Error encountered: [Errno 2] No such file or directory: 'bedtools' mv: cannot stat 'chromosome_density_plots.pdf': No such file or directory 2024年 04月 17日 星期三 23:02:10 CST TE annotation using the EDTA library has finished! Check out: Whole-genome TE annotation (total TE: 34.61%): genome.fa.mod.EDTA.TEanno.gff3 Whole-genome TE annotation summary: genome.fa.mod.EDTA.TEanno.sum Whole-genome TE divergence plot: genome.fa.mod_divergence_plot.pdf Whole-genome TE density plot: genome.fa.mod.EDTA.TEanno.density_plots.pdf Low-threshold TE masking for MAKER gene annotation (masked: 17.27%): genome.fa.mod.MAKER.masked
cp: cannot stat 'genome.fa.mod.EDTA.TEanno.density_plots.pdf': No such file or directory 2024年 04月 17日 星期三 23:02:10 CST Evaluate the level of inconsistency for whole-genome TE annotation:
2024年 04月 17日 星期三 23:02:12 CST Evaluation of TE annotation finished! Check out these files:
Overall: genome.fa.mod.EDTA.TE.fa.stat.all.sum
Nested: genome.fa.mod.EDTA.TE.fa.stat.nested.sum
Non-nested: genome.fa.mod.EDTA.TE.fa.stat.redun.sum
If you want to learn more about the formatting and information of these files, please visit:
https://github.com/oushujun/EDTA/wiki/Making-sense-of-EDTA-usage-and-outputs---Q&A
The file "genome.fa.mod.EDTA.TEanno.sum" is as follow, did I run it successfully?
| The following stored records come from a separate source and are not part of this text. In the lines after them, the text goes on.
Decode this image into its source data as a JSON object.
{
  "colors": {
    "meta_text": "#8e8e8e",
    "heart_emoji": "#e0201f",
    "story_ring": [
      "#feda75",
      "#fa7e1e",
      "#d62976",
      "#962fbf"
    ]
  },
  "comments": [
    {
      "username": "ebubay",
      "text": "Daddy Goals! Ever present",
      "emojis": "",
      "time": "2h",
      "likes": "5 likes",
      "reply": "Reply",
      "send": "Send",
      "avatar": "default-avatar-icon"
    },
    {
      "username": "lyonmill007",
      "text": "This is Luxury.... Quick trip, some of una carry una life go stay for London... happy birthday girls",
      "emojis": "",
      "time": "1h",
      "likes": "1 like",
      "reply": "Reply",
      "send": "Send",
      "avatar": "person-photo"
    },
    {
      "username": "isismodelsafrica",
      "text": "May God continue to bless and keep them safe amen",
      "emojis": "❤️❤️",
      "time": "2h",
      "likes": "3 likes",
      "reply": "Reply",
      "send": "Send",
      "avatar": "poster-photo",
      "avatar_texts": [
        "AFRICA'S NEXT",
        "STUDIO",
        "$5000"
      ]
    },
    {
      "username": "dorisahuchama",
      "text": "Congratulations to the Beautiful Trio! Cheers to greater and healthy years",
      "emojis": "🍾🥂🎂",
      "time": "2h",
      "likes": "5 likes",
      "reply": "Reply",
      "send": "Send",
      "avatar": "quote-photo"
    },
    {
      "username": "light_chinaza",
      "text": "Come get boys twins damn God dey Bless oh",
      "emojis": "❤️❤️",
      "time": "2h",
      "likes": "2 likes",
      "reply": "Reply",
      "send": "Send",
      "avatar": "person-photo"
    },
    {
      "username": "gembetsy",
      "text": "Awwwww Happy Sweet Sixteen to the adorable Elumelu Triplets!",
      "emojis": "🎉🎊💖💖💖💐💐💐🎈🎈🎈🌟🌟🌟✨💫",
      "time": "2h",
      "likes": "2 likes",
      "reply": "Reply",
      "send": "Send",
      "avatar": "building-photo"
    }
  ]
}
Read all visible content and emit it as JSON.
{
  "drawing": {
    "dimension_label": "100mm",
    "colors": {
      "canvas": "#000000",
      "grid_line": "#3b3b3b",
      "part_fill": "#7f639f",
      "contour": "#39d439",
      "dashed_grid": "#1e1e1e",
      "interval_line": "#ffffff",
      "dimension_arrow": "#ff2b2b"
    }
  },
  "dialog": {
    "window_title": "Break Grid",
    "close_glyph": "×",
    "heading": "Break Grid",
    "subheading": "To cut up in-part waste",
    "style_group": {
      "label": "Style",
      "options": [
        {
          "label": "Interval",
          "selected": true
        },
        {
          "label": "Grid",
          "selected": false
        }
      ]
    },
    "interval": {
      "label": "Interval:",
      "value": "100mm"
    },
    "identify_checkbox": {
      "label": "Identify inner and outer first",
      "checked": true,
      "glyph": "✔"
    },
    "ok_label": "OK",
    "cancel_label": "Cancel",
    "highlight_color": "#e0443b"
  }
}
$ cat genome.fa.mod.EDTA.TEanno.sum Repeat Classes
Total Sequences: 1
Total Length: 1000000 bp
Class Count bpMasked %masked
===== ===== ======== =======
LINE -- -- --
unknown 39 13979 1.40%
LTR -- -- --
Copia 11 18647 1.86%
Gypsy 48 108654 10.87%
TRIM 1 129 0.01%
unknown 1 248 0.02%
SINE -- -- --
unknown 11 1775 0.18%
TIR -- -- --
CACTA 23 22722 2.27%
Mutator 115 47072 4.71%
PIF_Harbinger 110 28045 2.80%
PILE 4 1033 0.10%
POLE 2 506 0.05%
Tc1_Mariner 124 48718 4.87%
hAT 35 13953 1.40%
unknown 9 1433 0.14%
nonTIR -- -- --
helitron 56 39164 3.92%
---------------------------------
total interspersed 589 346078 34.61%
Total 589 346078 34.61%
Here, how to solve the problem: mv: cannot stat 'chromosome_density_plots.pdf': No such file or directory Wed Jul 24 10:53:51 CST 2024 TE annotation using the EDTA library has finished! Check out: Whole-genome TE annotation (total TE: 34.21%): genome.fa.mod.EDTA.TEanno.gff3 Whole-genome TE annotation summary: genome.fa.mod.EDTA.TEanno.sum Whole-genome TE divergence plot: genome.fa.mod_divergence_plot.pdf Whole-genome TE density plot: genome.fa.mod.EDTA.TEanno.density_plots.pdf Low-threshold TE masking for MAKER gene annotation (masked: 16.15%): genome.fa.mod.MAKER.masked
Use of uninitialized value $mod_time in localtime at ../EDTA.pl line 847. cp: cannot stat 'genome.fa.mod.EDTA.TEanno.density_plots.pdf': No such file or directory
Hi, it is ok to not have sine/line in the test data output. As for the dependency 'bedtools', we updated the yml file, you may try reinstalling EDTA!